JAKARTA - Crude oil futures rebounded at the close of trading Tuesday (Wednesday 21 July morning WIB), as market participants raced to take advantage of prices that have been discounted to a two-month low touched in the previous session.

Brent crude futures for September delivery rose 73 cents, or 1.1 percent, to settle at 69.35 dollars a barrel, after dropping 6.8 percent on Monday July 29.

The global benchmark oil price has fallen from a peak above $77 hit in early July, the highest since late 2018.

U.S. West Texas Intermediate (WTI) crude futures for delivery in August added 1.0 dollars, or 1.5 percent, to settle at 67.42 dollars a barrel in their last trading day, after hitting a low of 65.21 dollars in October. Tuesday 20 July. WTI plunged 7.5 percent on Monday July 19.

Monday's July 19 sell-off was driven by fears of a demand meltdown amid rising COVID-19 cases, pushing oil around 7.0 percent lower and hitting other riskier assets. The oil market also weakened on news that the Organization of the Petroleum Exporting Countries and its allies, known as OPEC+, have reached an agreement to increase supply in the coming months.

"There's a bottom picker trying to get into this dip," said Bob Yawger, director of energy futures at Mizuho in New York.

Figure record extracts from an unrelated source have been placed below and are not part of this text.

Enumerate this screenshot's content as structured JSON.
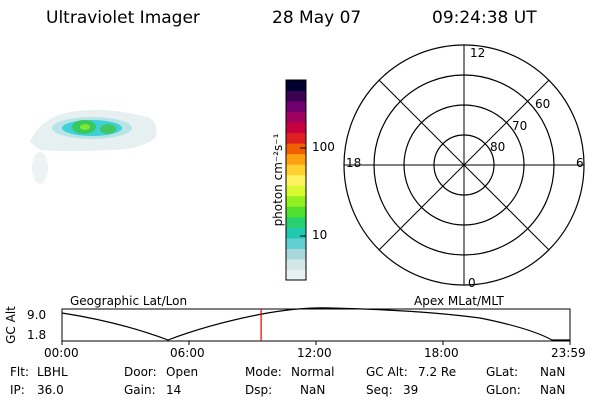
{
  "header": {
    "instrument": "Ultraviolet Imager",
    "date": "28 May 07",
    "time": "09:24:38 UT"
  },
  "colorbar": {
    "label": "photon cm⁻²s⁻¹",
    "ticks": [
      {
        "value": 10,
        "label": "10"
      },
      {
        "value": 100,
        "label": "100"
      }
    ],
    "colors": [
      "#e8f2f2",
      "#d4e8ea",
      "#a8d8dc",
      "#60d0d0",
      "#20c8b0",
      "#28d070",
      "#50e030",
      "#90f020",
      "#d8f830",
      "#fff060",
      "#ffd030",
      "#ffa010",
      "#f06000",
      "#e02020",
      "#c80040",
      "#a00060",
      "#700070",
      "#3c0050",
      "#000030"
    ]
  },
  "polar_plot": {
    "labels": {
      "top": "12",
      "bottom": "0",
      "left": "18",
      "right": "6"
    },
    "rings": [
      {
        "lat": 80,
        "label": "80"
      },
      {
        "lat": 70,
        "label": "70"
      },
      {
        "lat": 60,
        "label": "60"
      }
    ]
  },
  "timeline": {
    "ylabel": "GC Alt",
    "left_title": "Geographic Lat/Lon",
    "right_title": "Apex MLat/MLT",
    "ymin_label": "1.8",
    "ymax_label": "9.0",
    "xticks": [
      "00:00",
      "06:00",
      "12:00",
      "18:00",
      "23:59"
    ],
    "current_time_fraction": 0.392,
    "marker_color": "#e00000"
  },
  "info": {
    "flt_label": "Flt:",
    "flt_value": "LBHL",
    "ip_label": "IP:",
    "ip_value": "36.0",
    "door_label": "Door:",
    "door_value": "Open",
    "gain_label": "Gain:",
    "gain_value": "14",
    "mode_label": "Mode:",
    "mode_value": "Normal",
    "dsp_label": "Dsp:",
    "dsp_value": "NaN",
    "gcalt_label": "GC Alt:",
    "gcalt_value": "7.2 Re",
    "seq_label": "Seq:",
    "seq_value": "39",
    "glat_label": "GLat:",
    "glat_value": "NaN",
    "glon_label": "GLon:",
    "glon_value": "NaN"
  }
}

The expiration of the WTI contract for August delivery added volatility to the market, Yawger said. WTI futures next month, September, were up 94 cents, or 1.4 percent, at $67.29 a barrel.

Oil prices pared gains in after-hours trading (regular trading) after industry figures unexpectedly showed U.S. crude and gasoline inventories rose 806,000 barrels and 3.3 million barrels, respectively, last week, according to two market sources, citing American Petroleum Institute.

If confirmed by government figures on Wednesday local time, the drawdown of crude stockpiles would end an eight-week decline in inventories. Analysts polled by Reuters had expected declines for US crude and gasoline inventories.

Traders are now awaiting official data on US crude stockpiles when the US Energy Information Administration (EIA) releases its weekly oil status report on Wednesday. The market is skeptical that the price increase will last long.

"It's hard to see prices rebound unless virus jitters are brought back under control," said Stephen Brennock of oil broker PVM. "The market is clearly nervous about the demand outlook."

The Delta variant of the coronavirus has become the dominant strain worldwide, US officials said Friday, July 16.

This variance is unlikely to jeopardize the global growth recovery, although it could cause a "regional hiccup," said Julius Baer analyst Carsten Menke.

Also weighing on markets was a deal on Sunday (07/18/2021) by the Organization of the Petroleum Exporting Countries and its allies, collectively known as OPEC+, to increase production from August, lifting more supply curbs imposed when the pandemic hit last year.